Healthful and Healthy Parks
The final panel of the weekend investigated this influence further. The panel featured healthcare professionals and natural scientists who went beyond the sensory understandings we have of our parks and assessed them at a clinical level. “If nature were a pill, we’d all be taking it,” asserted Dr. Howard Frumkin, Senior Vice President for Trust for Public Land. He cited the mechanisms and pathways in which parks are good for the public, including their enabling of contact with nature, physical activity, and social connectivity. The role of parks in public health has become a major point of emphasis in our own backyard, Prospect Park, under Monaco’s leadership.
Of course, not all public parks have the capacity to fulfill these needs. Many parks are neglected and rely on the donations of surrounding neighborhoods (or the formation of an Alliance). As a result, we see a correlation between health inequity and park inequity. To address these concerns, Dr. Frumkin suggested urging local hospitals to consider parks in their Community Health Needs Assessment (CHNA). There is, indeed, a nature deficit, and hospitals have the potential to help overcome this lack and provide resources for communities to flourish.

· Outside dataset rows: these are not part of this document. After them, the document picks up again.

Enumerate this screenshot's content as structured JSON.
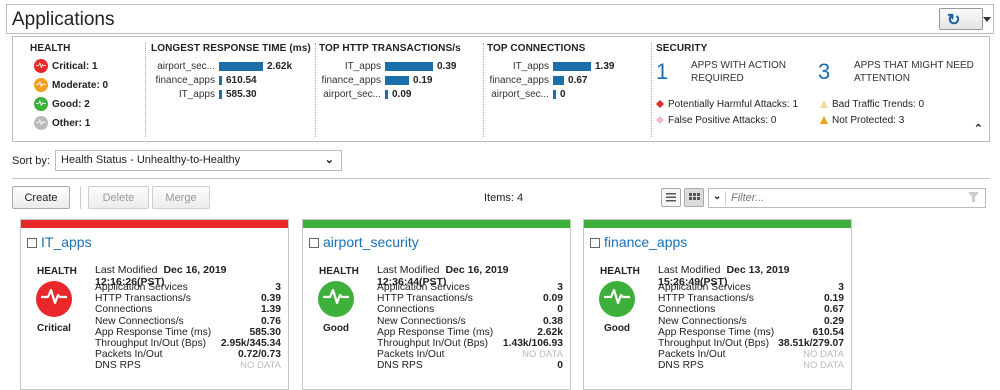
{
  "app": {
    "title": "Applications"
  },
  "colors": {
    "critical": "#e8282b",
    "moderate": "#f2a01c",
    "good": "#3db03b",
    "other": "#bbbbbb",
    "accent": "#1a6fb4",
    "bar": "#1a6fa8"
  },
  "summary": {
    "health": {
      "title": "HEALTH",
      "items": [
        {
          "label": "Critical: 1",
          "status": "critical"
        },
        {
          "label": "Moderate: 0",
          "status": "moderate"
        },
        {
          "label": "Good: 2",
          "status": "good"
        },
        {
          "label": "Other: 1",
          "status": "other"
        }
      ]
    },
    "response_time": {
      "title": "LONGEST RESPONSE TIME (ms)",
      "rows": [
        {
          "label": "airport_sec...",
          "value": "2.62k",
          "fill": 1.0
        },
        {
          "label": "finance_apps",
          "value": "610.54",
          "fill": 0.03
        },
        {
          "label": "IT_apps",
          "value": "585.30",
          "fill": 0.03
        }
      ]
    },
    "http_transactions": {
      "title": "TOP HTTP TRANSACTIONS/s",
      "rows": [
        {
          "label": "IT_apps",
          "value": "0.39",
          "fill": 1.0
        },
        {
          "label": "finance_apps",
          "value": "0.19",
          "fill": 0.49
        },
        {
          "label": "airport_sec...",
          "value": "0.09",
          "fill": 0.04
        }
      ]
    },
    "connections": {
      "title": "TOP CONNECTIONS",
      "rows": [
        {
          "label": "IT_apps",
          "value": "1.39",
          "fill": 1.0
        },
        {
          "label": "finance_apps",
          "value": "0.67",
          "fill": 0.29
        },
        {
          "label": "airport_sec...",
          "value": "0",
          "fill": 0.04
        }
      ]
    },
    "security": {
      "title": "SECURITY",
      "action_count": "1",
      "action_label_1": "APPS WITH ACTION",
      "action_label_2": "REQUIRED",
      "attention_count": "3",
      "attention_label_1": "APPS THAT MIGHT NEED",
      "attention_label_2": "ATTENTION",
      "harmful": "Potentially Harmful Attacks: 1",
      "bad_traffic": "Bad Traffic Trends: 0",
      "false_positive": "False Positive Attacks: 0",
      "not_protected": "Not Protected: 3"
    }
  },
  "sort": {
    "label": "Sort by:",
    "value": "Health Status - Unhealthy-to-Healthy"
  },
  "toolbar": {
    "create": "Create",
    "delete": "Delete",
    "merge": "Merge",
    "items": "Items: 4",
    "filter_placeholder": "Filter..."
  },
  "cards": [
    {
      "name": "IT_apps",
      "status": "critical",
      "health_label": "HEALTH",
      "status_label": "Critical",
      "last_modified_label": "Last Modified",
      "last_modified": "Dec 16, 2019 12:16:26(PST)",
      "metrics": [
        {
          "k": "Application Services",
          "v": "3"
        },
        {
          "k": "HTTP Transactions/s",
          "v": "0.39"
        },
        {
          "k": "Connections",
          "v": "1.39"
        },
        {
          "k": "New Connections/s",
          "v": "0.76"
        },
        {
          "k": "App Response Time (ms)",
          "v": "585.30"
        },
        {
          "k": "Throughput In/Out (Bps)",
          "v": "2.95k/345.34"
        },
        {
          "k": "Packets In/Out",
          "v": "0.72/0.73"
        },
        {
          "k": "DNS RPS",
          "v": "NO DATA"
        }
      ]
    },
    {
      "name": "airport_security",
      "status": "good",
      "health_label": "HEALTH",
      "status_label": "Good",
      "last_modified_label": "Last Modified",
      "last_modified": "Dec 16, 2019 12:36:44(PST)",
      "metrics": [
        {
          "k": "Application Services",
          "v": "3"
        },
        {
          "k": "HTTP Transactions/s",
          "v": "0.09"
        },
        {
          "k": "Connections",
          "v": "0"
        },
        {
          "k": "New Connections/s",
          "v": "0.38"
        },
        {
          "k": "App Response Time (ms)",
          "v": "2.62k"
        },
        {
          "k": "Throughput In/Out (Bps)",
          "v": "1.43k/106.93"
        },
        {
          "k": "Packets In/Out",
          "v": "NO DATA"
        },
        {
          "k": "DNS RPS",
          "v": "0"
        }
      ]
    },
    {
      "name": "finance_apps",
      "status": "good",
      "health_label": "HEALTH",
      "status_label": "Good",
      "last_modified_label": "Last Modified",
      "last_modified": "Dec 13, 2019 15:26:49(PST)",
      "metrics": [
        {
          "k": "Application Services",
          "v": "3"
        },
        {
          "k": "HTTP Transactions/s",
          "v": "0.19"
        },
        {
          "k": "Connections",
          "v": "0.67"
        },
        {
          "k": "New Connections/s",
          "v": "0.29"
        },
        {
          "k": "App Response Time (ms)",
          "v": "610.54"
        },
        {
          "k": "Throughput In/Out (Bps)",
          "v": "38.51k/279.07"
        },
        {
          "k": "Packets In/Out",
          "v": "NO DATA"
        },
        {
          "k": "DNS RPS",
          "v": "NO DATA"
        }
      ]
    }
  ]
}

As we consider the legacy of our landscapes, we must ensure their fortitude for generations to come. To live sustainably is to ensure our actions today do not compromise the ability of current and future generations to have their needs met. Olmsted imagined a community in which the city would support the parks in perpetuity. Yet New York City’s parks receive less than 1% of the city’s $100 billion budget, and recent budget cuts have carried with them serious consequences.
Instead, we may hope our healthcare providers serve our community by supporting our parks. Beyond this, we must rely on each other. Susan Masino, Professor of Applied Science at Trinity College and speaker on our final panel said, “Awe produces empathy,” So, let us move forward determined to set the scene like the Hudson River School artists who came before us, and accompany our friends and loved ones into a landscape designed to foster curiosity and camaraderie. Let us ooh and ahh at the myriad of parks on the Olmsted Trail, and take responsibility for telling histories erased and exposed by landscapes.